Her brief reply did not encourage him to talk further about the explosion of competence that had come so unexpectedly upon him at the meeting. He turned away to poke the fire; and when he looked at her again, she had gotten to her feet.

"I'd better get us something to eat," she said; and waved him back as he started to get up. "No. Stay there. I'll bring it in here."

She crossed the room quickly to the table with the drinks on it, poured some of the dark whiskey into a glass and brought it back to him.

"Sit and relax," she said. "Everything's fine. I'll call Omalu and find out the situation on a ship that can get you out toward the Final Encyclopedia."

He took the glass, smiled; and drank a little from it. She smiled back, turned, and left the room. He put the glass down on the table beside him.

He had no desire for it, now. But she would notice if he did not drink at least some of it. He set himself to get it down, gradually; and had almost succeeded by the time she came in with two covered hot-dishes on a tray, which she set down on a small table between his chair and the one she had occupied earlier. The tray divided to become two trays; and she passed one over to him, with tableware and a covered dish on it.

"Thanks," he said, uncovering the dish. "It smells good."

"There's a question you're going to have to think about," she said, uncovering her own dish. "I called the spaceport at Omalu. A ship's leaving for Freiland, from which you can transfer to one headed for Earth. It leaves tomorrow at mid-day. If you don't take that, the next might be in three weeks - or more. They're not certain. But it'll be at least three weeks. Do you still want to give them a week here?"

"I see," he said, laying his fork down. She was looking at him with a face on which he could read only the concerned interest of a householder with a guest. "You're right. Perhaps I'd better be on that one, tomorrow."

"It's too bad," she said. "If you could have stayed a week, some of those you met yesterday would've had a chance to talk to you again. There was a time when finding passage out of Omalu to any of the other thirteen worlds was something you could do almost overnight. But not now."

"It's too bad, as you say," he said. "But I'd better take the ship I know is leaving."

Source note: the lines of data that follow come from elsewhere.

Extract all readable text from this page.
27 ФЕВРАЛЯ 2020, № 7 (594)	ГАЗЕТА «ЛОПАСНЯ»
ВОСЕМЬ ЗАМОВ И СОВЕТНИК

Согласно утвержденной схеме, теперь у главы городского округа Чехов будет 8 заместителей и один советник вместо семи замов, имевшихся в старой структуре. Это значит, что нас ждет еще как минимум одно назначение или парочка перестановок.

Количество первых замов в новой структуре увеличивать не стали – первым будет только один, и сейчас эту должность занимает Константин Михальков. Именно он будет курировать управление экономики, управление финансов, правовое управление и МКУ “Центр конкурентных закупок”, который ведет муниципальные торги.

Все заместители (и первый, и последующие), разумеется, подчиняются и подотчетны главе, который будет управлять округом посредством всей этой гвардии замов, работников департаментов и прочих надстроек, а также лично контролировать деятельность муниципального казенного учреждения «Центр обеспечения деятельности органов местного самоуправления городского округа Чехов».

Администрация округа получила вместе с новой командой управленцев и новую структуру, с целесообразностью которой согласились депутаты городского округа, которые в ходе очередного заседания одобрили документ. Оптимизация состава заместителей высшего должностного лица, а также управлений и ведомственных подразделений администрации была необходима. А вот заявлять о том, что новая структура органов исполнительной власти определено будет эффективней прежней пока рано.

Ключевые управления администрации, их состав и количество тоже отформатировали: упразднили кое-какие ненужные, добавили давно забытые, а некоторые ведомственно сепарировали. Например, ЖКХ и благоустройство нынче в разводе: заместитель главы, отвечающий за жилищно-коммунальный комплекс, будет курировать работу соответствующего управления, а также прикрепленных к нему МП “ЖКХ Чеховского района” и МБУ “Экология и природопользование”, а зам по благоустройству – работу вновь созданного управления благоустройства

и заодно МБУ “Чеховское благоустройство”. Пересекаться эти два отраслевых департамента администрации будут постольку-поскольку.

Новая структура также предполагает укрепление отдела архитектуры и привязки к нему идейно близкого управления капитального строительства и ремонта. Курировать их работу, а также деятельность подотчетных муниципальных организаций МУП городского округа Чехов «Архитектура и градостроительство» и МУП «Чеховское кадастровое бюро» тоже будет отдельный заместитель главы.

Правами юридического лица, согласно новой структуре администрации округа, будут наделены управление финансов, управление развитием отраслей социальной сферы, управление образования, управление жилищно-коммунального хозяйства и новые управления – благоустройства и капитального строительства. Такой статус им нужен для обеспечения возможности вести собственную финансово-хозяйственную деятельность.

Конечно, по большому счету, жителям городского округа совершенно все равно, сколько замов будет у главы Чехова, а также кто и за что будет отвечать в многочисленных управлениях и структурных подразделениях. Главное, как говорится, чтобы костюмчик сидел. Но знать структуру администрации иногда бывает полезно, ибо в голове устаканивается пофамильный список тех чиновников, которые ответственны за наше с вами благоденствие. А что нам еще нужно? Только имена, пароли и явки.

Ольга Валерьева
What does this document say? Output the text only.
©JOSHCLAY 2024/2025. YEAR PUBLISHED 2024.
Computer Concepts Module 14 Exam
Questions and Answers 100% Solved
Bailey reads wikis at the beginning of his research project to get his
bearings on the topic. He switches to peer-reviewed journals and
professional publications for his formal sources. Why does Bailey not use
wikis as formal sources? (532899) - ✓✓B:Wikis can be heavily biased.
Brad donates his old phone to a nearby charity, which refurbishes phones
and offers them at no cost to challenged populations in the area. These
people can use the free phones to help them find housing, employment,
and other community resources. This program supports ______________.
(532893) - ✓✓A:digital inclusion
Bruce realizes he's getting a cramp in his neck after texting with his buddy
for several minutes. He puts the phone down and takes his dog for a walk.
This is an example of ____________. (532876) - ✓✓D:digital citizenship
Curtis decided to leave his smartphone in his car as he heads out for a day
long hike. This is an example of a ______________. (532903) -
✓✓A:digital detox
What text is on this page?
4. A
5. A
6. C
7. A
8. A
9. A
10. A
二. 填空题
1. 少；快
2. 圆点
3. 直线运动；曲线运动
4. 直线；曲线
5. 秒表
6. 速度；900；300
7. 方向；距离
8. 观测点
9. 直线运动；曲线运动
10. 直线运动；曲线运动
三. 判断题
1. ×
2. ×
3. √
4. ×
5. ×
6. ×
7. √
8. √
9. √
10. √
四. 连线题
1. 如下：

"Yes. You're probably right." She lowered her gaze to her plate and became busy eating. "You've got interstellar credit enough for passage, of course?"

"Oh, yes," he said to her forehead. "There's no problem there…"

They ate. In spite of the newly empty feeling inside him, his appetite did not let him down; and the soporific effect of the good-sized meal on top of the tensions of the day dulled his emotions and made him realize how tired he was. They talked for a little while about the next day's plans.

"I think some of those who were there today may want to have a last word with you," she said. "I'll phone around and see. We could get to the spaceport early and talk in the restaurant, there; if you don't have any objection."

"No objection, of course," he said. "But maybe I should be the one to call them?"

"No," she said. "Get some sleep. I'll be up for a few hours yet, anyway, with things I've got to do."

"All right," he said. "Thank you."

"It's no trouble."

Shortly, he went to bed; and in the darkness of his room escaped at last into the cave of sleep.

He slept heavily. He was roused by Amanda calling him on the house phone circuit; and he looked up from his pillow to see her face in the screen.

"Breakfast in twenty minutes," she said. "We'd better get going."

"Right," he said, half-awake.

The kitchen was bright with the first full light of morning as he came into it and took a seat at the table. Thick soup and chunks of brown bread were already waiting for him. She sat down with him.